I’m still working to embrace strict null in C#. In the mean time here are a few notes on how I try to deal with null today.

Avoid null as a sentinel value. Sentinel values are really just a specific example of the more general “magic number” anti-pattern. Magic numbers are bad enough in general. At least a magic number like -1 doesn’t tend to accidentally appear. However, magic values like 0 and null are easily set accidentally.

If you really need to communicate something complicated back to the caller, then return a data structure with better semantics. Languages like Python and Go make this easy because their functions can return multiple values or use tuple unpacking. C# doesn’t have those features, so you will need to define a class or struct to hold the values you need to explain to the caller. Still it is better than using magic numbers to communicate.

Specifically for lists, dictionaries, and other data structures, returning an empty structure is often better than returning null. Functions can often be chained together in pipelines, and some of the functions in the pipeline might not accept null. Usually, they will happily accept empty data structures.

A null value is usually more obviously “blank” than an empty string. Unless an empty zero length string actually has semantic meaning to your context, it’s probably best to just return null.

Accept null values whenever possible. This is a more specific case of Postel’s Law: be liberal in what you accept, and conservative in what you send. If somebody passes in null, treat that as an empty value, as far as you can. Try not to throw an exception.

Certainly, if a null value is an error in your context, then by all means throw an exception.

In C# you can quickly turn a null value into a reasonable default by using the ?? operator.
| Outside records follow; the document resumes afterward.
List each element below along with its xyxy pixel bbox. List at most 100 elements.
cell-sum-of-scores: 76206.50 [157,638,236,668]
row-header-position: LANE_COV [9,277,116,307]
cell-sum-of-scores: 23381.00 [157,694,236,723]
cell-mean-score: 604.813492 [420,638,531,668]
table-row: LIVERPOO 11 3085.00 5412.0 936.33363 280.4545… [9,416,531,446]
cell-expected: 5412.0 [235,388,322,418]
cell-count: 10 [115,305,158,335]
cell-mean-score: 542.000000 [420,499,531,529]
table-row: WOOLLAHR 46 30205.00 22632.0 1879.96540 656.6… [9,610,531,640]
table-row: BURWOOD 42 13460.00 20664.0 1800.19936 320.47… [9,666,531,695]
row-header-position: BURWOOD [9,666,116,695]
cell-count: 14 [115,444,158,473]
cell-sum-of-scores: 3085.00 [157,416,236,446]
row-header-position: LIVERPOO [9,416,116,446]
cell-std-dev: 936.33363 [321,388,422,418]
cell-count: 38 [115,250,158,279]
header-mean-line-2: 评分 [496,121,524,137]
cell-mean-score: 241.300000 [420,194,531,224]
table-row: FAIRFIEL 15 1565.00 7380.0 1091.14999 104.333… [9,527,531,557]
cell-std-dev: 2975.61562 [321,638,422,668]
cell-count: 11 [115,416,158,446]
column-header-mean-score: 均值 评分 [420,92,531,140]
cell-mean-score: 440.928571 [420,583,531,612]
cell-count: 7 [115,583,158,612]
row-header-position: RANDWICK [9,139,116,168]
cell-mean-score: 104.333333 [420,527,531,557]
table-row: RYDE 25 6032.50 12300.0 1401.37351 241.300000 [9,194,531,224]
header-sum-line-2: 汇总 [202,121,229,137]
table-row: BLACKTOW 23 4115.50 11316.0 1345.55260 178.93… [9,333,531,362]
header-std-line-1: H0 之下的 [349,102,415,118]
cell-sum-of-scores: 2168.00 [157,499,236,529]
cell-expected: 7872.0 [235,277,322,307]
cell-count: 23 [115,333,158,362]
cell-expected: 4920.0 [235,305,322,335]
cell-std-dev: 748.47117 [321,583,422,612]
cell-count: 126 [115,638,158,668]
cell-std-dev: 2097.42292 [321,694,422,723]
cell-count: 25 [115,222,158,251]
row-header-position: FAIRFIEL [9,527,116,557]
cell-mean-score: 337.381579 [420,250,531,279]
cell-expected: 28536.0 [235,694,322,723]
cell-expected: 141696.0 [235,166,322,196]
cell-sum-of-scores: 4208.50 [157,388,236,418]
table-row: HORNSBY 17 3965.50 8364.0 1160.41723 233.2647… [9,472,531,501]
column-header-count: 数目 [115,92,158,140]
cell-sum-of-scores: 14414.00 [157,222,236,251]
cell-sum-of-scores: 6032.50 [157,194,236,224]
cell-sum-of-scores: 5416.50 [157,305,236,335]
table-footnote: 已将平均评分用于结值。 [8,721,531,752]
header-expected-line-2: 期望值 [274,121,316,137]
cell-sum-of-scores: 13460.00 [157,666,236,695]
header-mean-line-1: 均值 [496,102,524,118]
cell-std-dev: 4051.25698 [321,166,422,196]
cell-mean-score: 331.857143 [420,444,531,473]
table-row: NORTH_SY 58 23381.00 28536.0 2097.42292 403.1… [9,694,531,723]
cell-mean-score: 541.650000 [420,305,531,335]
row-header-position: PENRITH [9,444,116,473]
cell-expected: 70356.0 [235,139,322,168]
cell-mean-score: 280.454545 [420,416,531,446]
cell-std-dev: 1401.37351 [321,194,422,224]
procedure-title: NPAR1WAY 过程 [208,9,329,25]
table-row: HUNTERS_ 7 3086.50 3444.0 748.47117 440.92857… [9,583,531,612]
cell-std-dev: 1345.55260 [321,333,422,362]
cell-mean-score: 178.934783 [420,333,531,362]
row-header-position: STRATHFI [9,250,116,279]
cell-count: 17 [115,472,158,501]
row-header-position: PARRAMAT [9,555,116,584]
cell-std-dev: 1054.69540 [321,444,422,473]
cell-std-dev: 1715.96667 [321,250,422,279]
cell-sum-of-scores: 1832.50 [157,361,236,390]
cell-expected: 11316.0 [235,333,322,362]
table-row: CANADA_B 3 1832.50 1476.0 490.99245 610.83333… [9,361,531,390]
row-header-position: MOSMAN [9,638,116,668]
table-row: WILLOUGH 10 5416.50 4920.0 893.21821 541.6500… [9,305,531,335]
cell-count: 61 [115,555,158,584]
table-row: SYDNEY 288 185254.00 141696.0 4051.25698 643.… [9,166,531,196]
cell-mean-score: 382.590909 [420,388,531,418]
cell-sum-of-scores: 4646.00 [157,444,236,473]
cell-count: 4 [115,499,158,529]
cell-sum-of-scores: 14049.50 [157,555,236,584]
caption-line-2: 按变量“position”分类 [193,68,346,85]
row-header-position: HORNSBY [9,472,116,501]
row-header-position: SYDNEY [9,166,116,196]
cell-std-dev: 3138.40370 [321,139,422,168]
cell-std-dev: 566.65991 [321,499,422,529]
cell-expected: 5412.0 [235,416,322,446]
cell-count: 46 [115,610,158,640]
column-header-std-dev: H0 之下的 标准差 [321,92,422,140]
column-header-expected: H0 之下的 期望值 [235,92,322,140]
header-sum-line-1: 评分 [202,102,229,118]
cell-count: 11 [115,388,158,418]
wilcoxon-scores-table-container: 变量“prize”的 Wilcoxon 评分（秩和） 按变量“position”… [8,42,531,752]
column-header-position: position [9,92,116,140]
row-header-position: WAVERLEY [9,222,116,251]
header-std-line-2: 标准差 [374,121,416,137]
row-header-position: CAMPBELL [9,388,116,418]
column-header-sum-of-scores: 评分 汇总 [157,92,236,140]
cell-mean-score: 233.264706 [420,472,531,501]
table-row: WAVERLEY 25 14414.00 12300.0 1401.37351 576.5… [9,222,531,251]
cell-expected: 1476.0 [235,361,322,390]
If null or empty is a reasonable value for your semantics, then go ahead and return it. For example if you have a search function, and the caller searches for something that doesn’t match anything, then returning null is fine. Especially if they pass in null, then return null. SQL makes good use of this principle with its “three-valued logic”. Propagating null through the system, rather than throwing exceptions, can often make the most sense.